Kanak Biscuitwala : 2013 Mobile and Social Workshop


Thursday, April 18, 2013
Location: Fisher Conference Center, Arrillaga Alumni Center

"Dispatch: Secure Mobile Publishing for Journalists"


The wide availability of personal communication devices in even developing countries, combined with the global publishing power of social networking platforms like Twitter, Facebook, and Tumblr, is changing the journalistic landscape, making it possible to document and report on events in even the most inaccessible locations. From the Arab Spring to Occupy Wall Street, mobile phones and social networks are becoming core reporting devices for both citizen and professional journalists. Yet using these technologies today presents important *risks*: the communication networks on which they rely are often proprietary, thus exposing users' information to the scrutiny of collaborating companies or governments. They are also inherently *fragile*: in conflict situations, devices may be destroyed or confiscated to prevent publication, or authorities may simply disconnect the links connecting an entire country to the internet. Those who do succeed in publishing may risk retribution either during or after reporting, if they are identified with their device or their publishing records are traced. Dispatch is a collaboration between computer scientists and journalists at Stanford and Columbia seeking to develop a mobile communication and publishing solution for journalists that reduces risks to reporters, increases tolerance to network fragility, and matches the usability of popular social networks.

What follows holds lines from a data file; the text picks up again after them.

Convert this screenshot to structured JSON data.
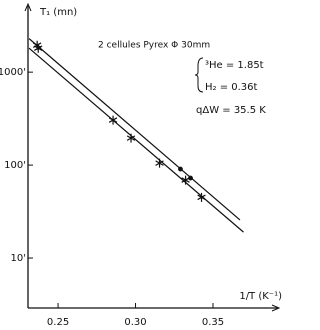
{
  "chart_data": {
    "type": "scatter",
    "yscale": "log",
    "ylabel": "T₁ (mn)",
    "xlabel": "1/T (K⁻¹)",
    "annotations": [
      "2 cellules  Pyrex Φ 30mm",
      "³He = 1.85t",
      "H₂ = 0.36t",
      "qΔW = 35.5 K"
    ],
    "xlim": [
      0.2306,
      0.3868
    ],
    "ylim": [
      2.9,
      4900
    ],
    "xticks": [
      0.25,
      {
        "value": 0.3,
        "label": "0.30"
      },
      0.35
    ],
    "yticks": [
      {
        "value": 10,
        "label": "10'"
      },
      {
        "value": 100,
        "label": "100'"
      },
      {
        "value": 1000,
        "label": "1000'"
      }
    ],
    "color": "#111111",
    "series": [
      {
        "marker": "asterisk",
        "x": [
          0.2365,
          0.2372,
          0.2855,
          0.2971,
          0.3155,
          0.3323,
          0.3426
        ],
        "values": [
          1950,
          1810,
          305,
          195,
          105,
          69,
          45
        ]
      },
      {
        "marker": "dot",
        "x": [
          0.329,
          0.3355
        ],
        "values": [
          90.6,
          72.5
        ]
      },
      {
        "marker": "line",
        "x": [
          0.2313,
          0.3674
        ],
        "values": [
          2295,
          25.7
        ]
      },
      {
        "marker": "line",
        "x": [
          0.2313,
          0.3697
        ],
        "values": [
          1810,
          19
        ]
      }
    ]
  }
}
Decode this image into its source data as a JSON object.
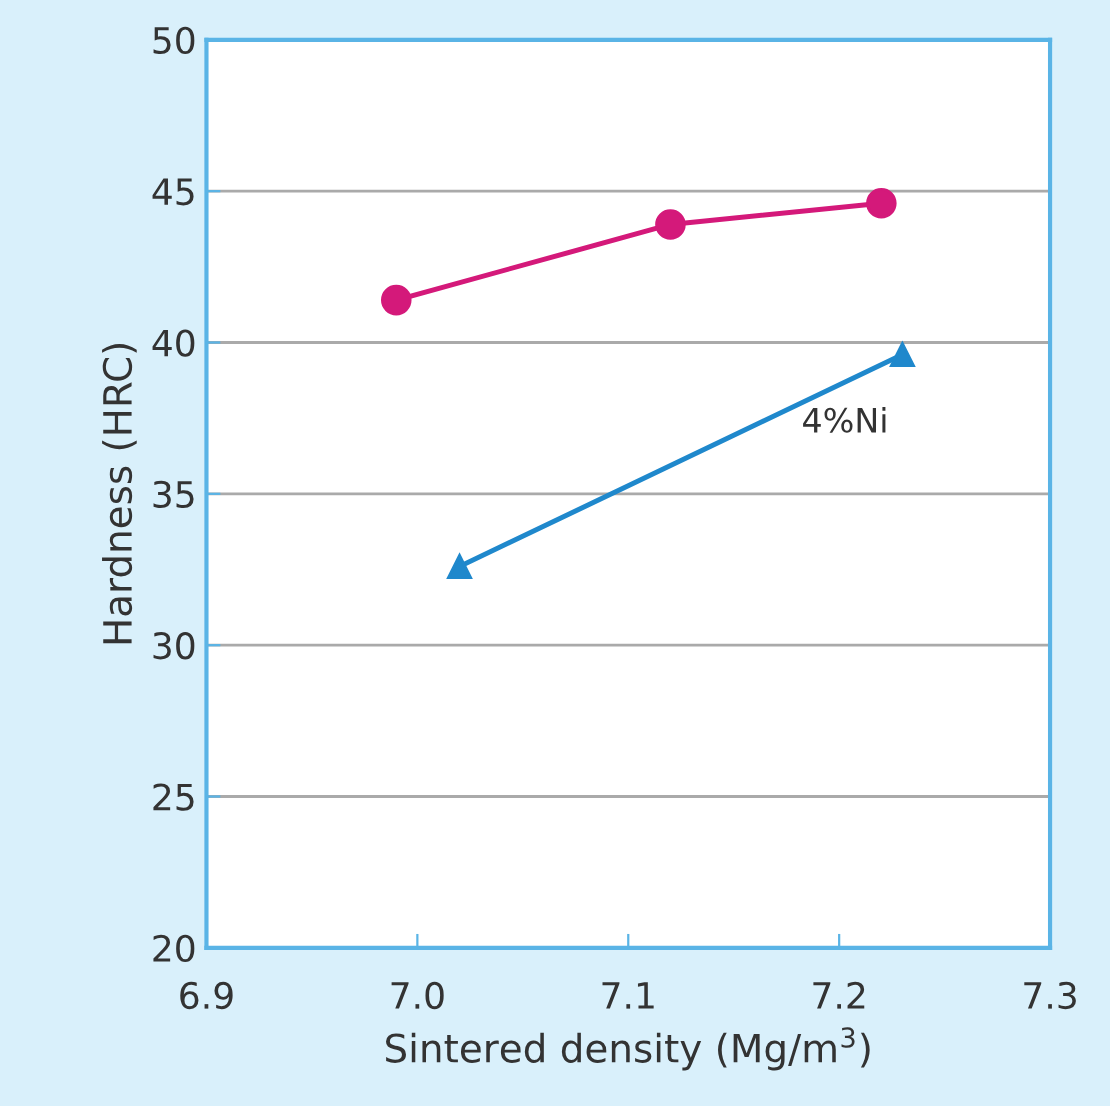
{
  "chart_data": {
    "type": "line",
    "xlabel": "Sintered density (Mg/m$^{3}$)",
    "ylabel": "Hardness (HRC)",
    "series": [
      {
        "color": "#d4197a",
        "marker": "circle",
        "x": [
          6.99,
          7.12,
          7.22
        ],
        "values": [
          41.4,
          43.9,
          44.6
        ]
      },
      {
        "name": "4%Ni",
        "color": "#1f88cc",
        "marker": "triangle",
        "x": [
          7.02,
          7.23
        ],
        "values": [
          32.6,
          39.6
        ]
      }
    ],
    "xlim": [
      6.9,
      7.3
    ],
    "xticks": [
      {
        "value": 6.9,
        "label": "6.9"
      },
      {
        "value": 7.0,
        "label": "7.0"
      },
      {
        "value": 7.1,
        "label": "7.1"
      },
      {
        "value": 7.2,
        "label": "7.2"
      },
      {
        "value": 7.3,
        "label": "7.3"
      }
    ],
    "ylim": [
      20,
      50
    ],
    "yticks": [
      20,
      25,
      30,
      35,
      40,
      45,
      50
    ],
    "grid": "y",
    "legend": false
  }
}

Kanak Biscuitwala is a graduate student in Computer Science at Stanford. He is working under the direction of Monica Lam as part the Mobile and Social Computing Research Group, in which he has explored applications of mobile devices in new domains including finance, student experience, and journalism. He received his BS in Computer Science from UCLA in 2011. Along the way, he has interned at several different companies covering a wide range of the Computer Science spectrum.